Cockin's works included:

- A Rational and Practical Treatise of Arithmetic, 1766.
- Occasional Attempts in Verse, privately printed at Kendal.
- Ode to the Genius of the Lakes, 1780.
- The Theory of the Syphon, 1781.
- The Fall of Scepticism and Infidelity predicted, 1788, in the form of a letter to James Beattie.
- The Freedom of Human Action explained, 1791
- The Rural Sabbath, a poem, 1805. This posthumous volume includes a reprint of the Ode to the Lakes, with biographical notes.

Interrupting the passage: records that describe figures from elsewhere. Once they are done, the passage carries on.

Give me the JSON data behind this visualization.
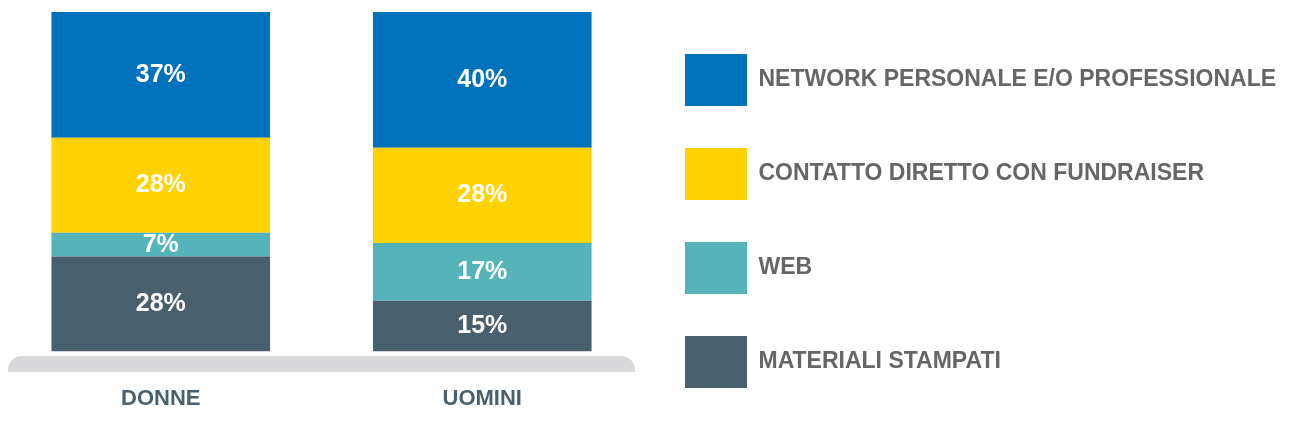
{
  "chart_data": {
    "type": "bar",
    "stacked": true,
    "categories": [
      "DONNE",
      "UOMINI"
    ],
    "series": [
      {
        "name": "MATERIALI STAMPATI",
        "color": "#485f6e",
        "values": [
          28,
          15
        ],
        "value_labels": [
          "28%",
          "15%"
        ]
      },
      {
        "name": "WEB",
        "color": "#55b4ba",
        "values": [
          7,
          17
        ],
        "value_labels": [
          "7%",
          "17%"
        ]
      },
      {
        "name": "CONTATTO DIRETTO CON FUNDRAISER",
        "color": "#ffd200",
        "values": [
          28,
          28
        ],
        "value_labels": [
          "28%",
          "28%"
        ]
      },
      {
        "name": "NETWORK PERSONALE E/O PROFESSIONALE",
        "color": "#0071bb",
        "values": [
          37,
          40
        ],
        "value_labels": [
          "37%",
          "40%"
        ]
      }
    ],
    "legend": "right",
    "grid": false
  }
}
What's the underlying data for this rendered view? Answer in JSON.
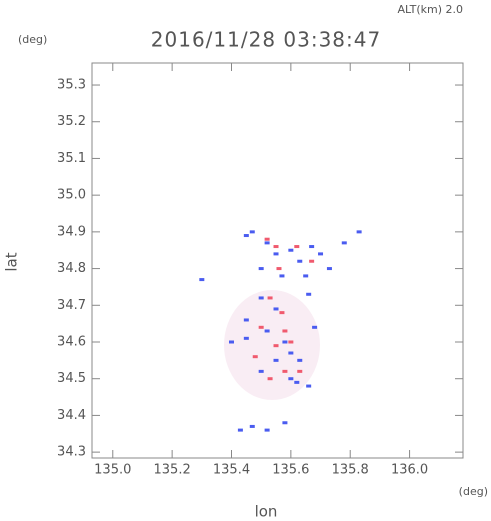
{
  "chart_data": {
    "type": "scatter",
    "title": "2016/11/28 03:38:47",
    "subtitle": "ALT(km) 2.0",
    "x_label": "lon",
    "y_label": "lat",
    "x_unit": "(deg)",
    "y_unit": "(deg)",
    "xlim": [
      134.93,
      136.18
    ],
    "ylim": [
      34.284,
      35.36
    ],
    "xticks": [
      {
        "value": 135.0,
        "label": "135.0"
      },
      135.2,
      135.4,
      135.6,
      135.8,
      {
        "value": 136.0,
        "label": "136.0"
      }
    ],
    "yticks": [
      35.3,
      35.2,
      35.1,
      {
        "value": 35.0,
        "label": "35.0"
      },
      34.9,
      34.8,
      34.7,
      34.6,
      34.5,
      34.4,
      34.3
    ],
    "series": [
      {
        "color": "#4a5cf0",
        "x": [
          135.45,
          135.47,
          135.52,
          135.55,
          135.6,
          135.63,
          135.67,
          135.7,
          135.73,
          135.78,
          135.83,
          135.5,
          135.57,
          135.65,
          135.3,
          135.5,
          135.55,
          135.45,
          135.52,
          135.58,
          135.6,
          135.63,
          135.55,
          135.6,
          135.66,
          135.62,
          135.5,
          135.43,
          135.47,
          135.52,
          135.58,
          135.45,
          135.68,
          135.66,
          135.4
        ],
        "y": [
          34.89,
          34.9,
          34.87,
          34.84,
          34.85,
          34.82,
          34.86,
          34.84,
          34.8,
          34.87,
          34.9,
          34.8,
          34.78,
          34.78,
          34.77,
          34.72,
          34.69,
          34.66,
          34.63,
          34.6,
          34.57,
          34.55,
          34.55,
          34.5,
          34.48,
          34.49,
          34.52,
          34.36,
          34.37,
          34.36,
          34.38,
          34.61,
          34.64,
          34.73,
          34.6
        ]
      },
      {
        "color": "#f05a6e",
        "x": [
          135.52,
          135.55,
          135.62,
          135.67,
          135.56,
          135.53,
          135.57,
          135.5,
          135.58,
          135.55,
          135.53,
          135.58,
          135.63,
          135.6,
          135.48
        ],
        "y": [
          34.88,
          34.86,
          34.86,
          34.82,
          34.8,
          34.72,
          34.68,
          34.64,
          34.63,
          34.59,
          34.5,
          34.52,
          34.52,
          34.6,
          34.56
        ]
      }
    ]
  }
}
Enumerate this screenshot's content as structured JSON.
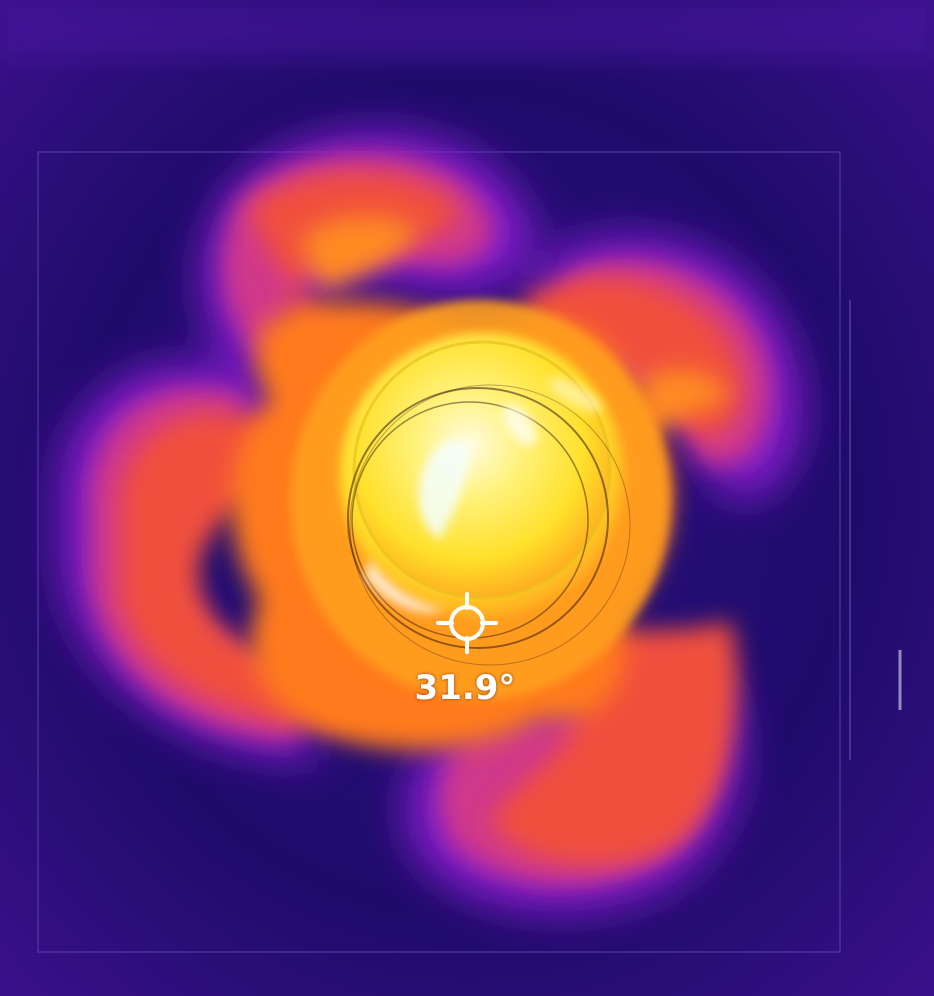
{
  "measurement": {
    "spot_temperature": "31.9°",
    "crosshair_icon": "crosshair-icon"
  },
  "palette": {
    "background": "#1c0c66",
    "purple": "#8a1fd0",
    "magenta": "#d0378a",
    "red_orange": "#f0503e",
    "orange": "#ff7a1a",
    "yellow": "#ffe23a",
    "white_hot": "#fffbd0"
  }
}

Cockin contributed to the Philosophical Transactions a paper An Account of an Extraordinary Appearance in a Mist near Lancaster.

===Elocutionist===
In 1775 Cockin published The Art of Delivering Written Language; or, An Essay on Reading, dedicated to David Garrick, a work on elocution. In this book Cockin is representative of the 18th-century elocutionary movement, and within elocutionist he is assigned to the "natural school". His comment on the prescriptive approach of Thomas Sheridan, a leader of the movement, was that works of elocution might be as much about perceptions of ways of talking as speaking.

Cockin noted in particular the connection between modulation in speech and silent reading. He pointed out that in both speech and singing, pauses are used to frame and for emphasis. He took comical mimicry to be a low form, in terms of artistic prestige. His exposition on the topic is now a standard authority for this attitude to imitation and mimesis.

===Guide books===
Thomas West's Guide to the Lakes, on the English Lake District, first appeared in 1778, and Cockin assisted in its compilation. He edited, anonymously, the second edition in 1780, West having died in 1779, including a preface that discussed the sources used: John Brown's Letter on Keswick, Thomas Gray, Thomas Pennant and Arthur Young. This expanded work and a later edition influenced William Wordsworth's 1810 guide. They contained the Letter on Keswick and Gray's Journal of the Lakes as appendices. Other additions included an engraving of Grasmere, after John Feary; Cockin was also responsible for footnotes, and tables of heights of the mountains.